Отметим, что все три автора выбирают великих среди тех, чье наследие поддается множественным интерпретациям, не налагает значимых интеллектуальных запретов и не предъявляет обязательных к исполнению методологических требований.
Безусловно, описанные выше случаи — отнюдь не единственный пример ложной научной генеалогии. Чтобы не ходить далеко за примером, достаточно вспомнить сравнительно недавнюю попытку Пьера Нора возвести «Места памяти» к «Социальным кадрам памяти» Мориса Альбвакса. Нора предельно далек от социологии и философии Дюркгейма. Он никогда особенно не интересовался социальной историей — тему связи памяти с разными социальными группами трудно встретить на страницах «Мест памяти». Создателя «Мест памяти» интересовала «французскость», символическое переживание прошлого в сознании современных французов, а вовсе не отличия коллективной памяти интеллектуалов от школьных учителей. Альбвакс понадобился Нора потому, что его собственный подход был слишком оригинален, слишком смел и настолько радикально выламывался за рамки всякой научной традиции, что даже он, «интеллократ» уже к моменту создания проекта, ощутил потребность в предшественнике, легитимизирующем его демарш.
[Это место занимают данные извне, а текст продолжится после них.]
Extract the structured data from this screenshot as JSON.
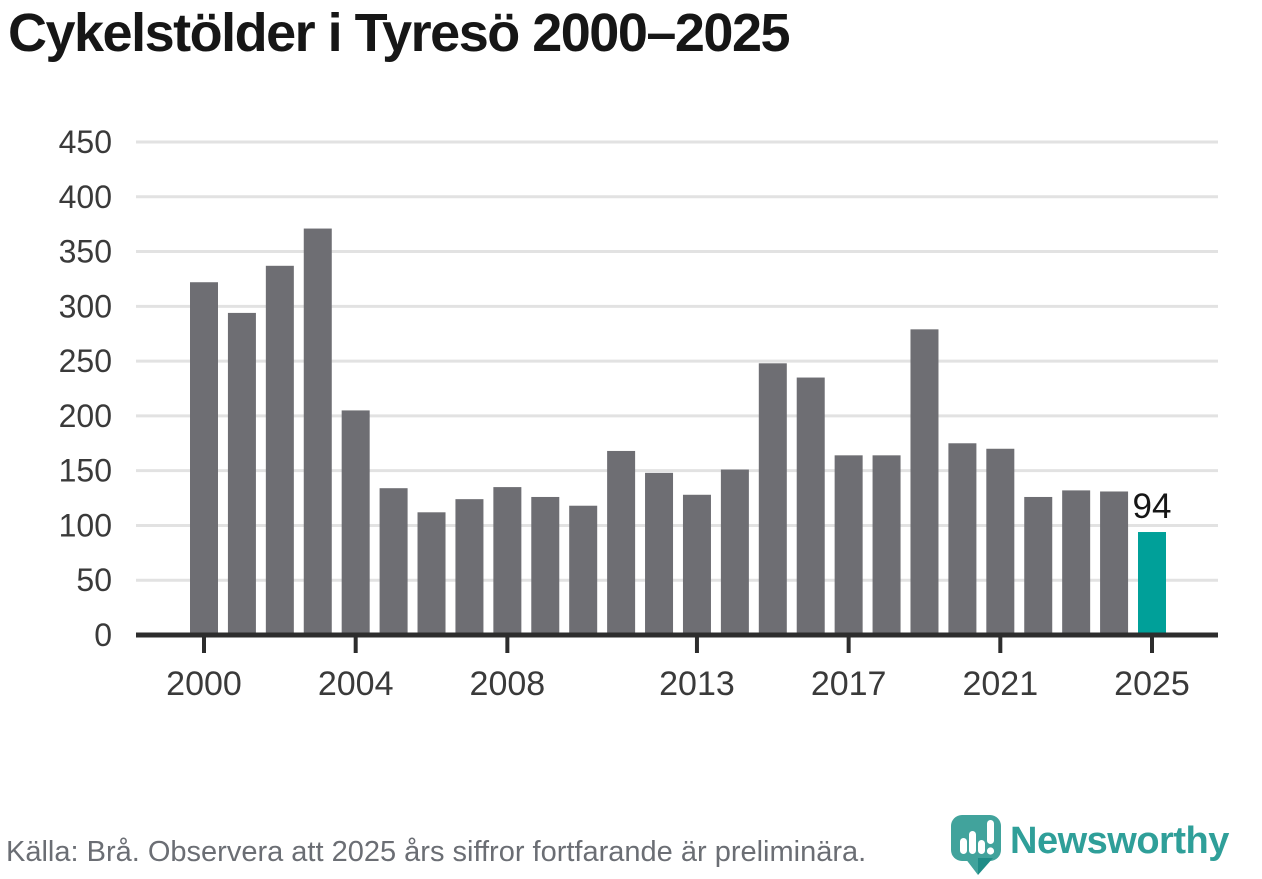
{
  "header": {
    "title": "Cykelstölder i Tyresö 2000–2025"
  },
  "chart_data": {
    "type": "bar",
    "title": "Cykelstölder i Tyresö 2000–2025",
    "x": [
      2000,
      2001,
      2002,
      2003,
      2004,
      2005,
      2006,
      2007,
      2008,
      2009,
      2010,
      2011,
      2012,
      2013,
      2014,
      2015,
      2016,
      2017,
      2018,
      2019,
      2020,
      2021,
      2022,
      2023,
      2024,
      2025
    ],
    "values": [
      322,
      294,
      337,
      371,
      205,
      134,
      112,
      124,
      135,
      126,
      118,
      168,
      148,
      128,
      151,
      248,
      235,
      164,
      164,
      279,
      175,
      170,
      126,
      132,
      131,
      94
    ],
    "xlabel": "",
    "ylabel": "",
    "ylim": [
      0,
      450
    ],
    "yticks": [
      0,
      50,
      100,
      150,
      200,
      250,
      300,
      350,
      400,
      450
    ],
    "xticks": [
      2000,
      2004,
      2008,
      2013,
      2017,
      2021,
      2025
    ],
    "grid": "horizontal",
    "legend": "none",
    "bar_color": "#6e6e73",
    "highlight_year": 2025,
    "highlight_color": "#00a099",
    "grid_color": "#e2e2e2",
    "axis_color": "#2d2d2d",
    "tick_label_color": "#3a3a3a",
    "value_label_color": "#161616",
    "value_labels": {
      "2025": "94"
    }
  },
  "footer": {
    "source_note": "Källa: Brå. Observera att 2025 års siffror fortfarande är preliminära."
  },
  "logo": {
    "name": "Newsworthy",
    "text_color": "#2f9f99",
    "mark_color": "#41a39c",
    "mark_fold_color": "#1f8c87",
    "mark_icon": "speech-bubble-bar-chart-icon"
  }
}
Альбвакс был, вероятно, лучшим кандидатом на эту роль, хотя «социальные кадры памяти» не нашли своего места в «Местах памяти». Примерами такого рода богата интеллектуальная история всех времен и народов.
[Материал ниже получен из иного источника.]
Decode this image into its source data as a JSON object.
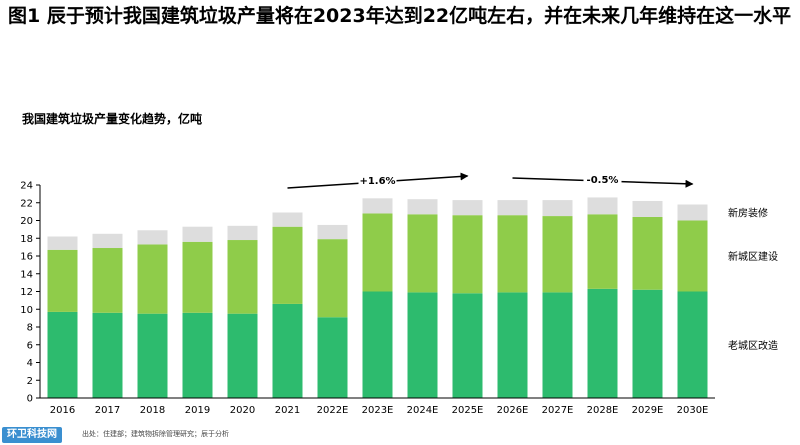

Потребность освятить свое творчество именем великого предшественника, вероятно, тоже была не последним побудительным мотивом для российских новаторов. Представление о том, что должны быть теоретические предшественники, должны быть парадигмы, должны быть методы, должны быть школы, а те, у кого их нет, — неполноценные ученые, разлито в агрессивной профессиональной «среде», с которой новаторы продолжают бороться ее же оружием. Логика полемики заталкивает их назад в академию, заставляя идти на забавные компромиссы.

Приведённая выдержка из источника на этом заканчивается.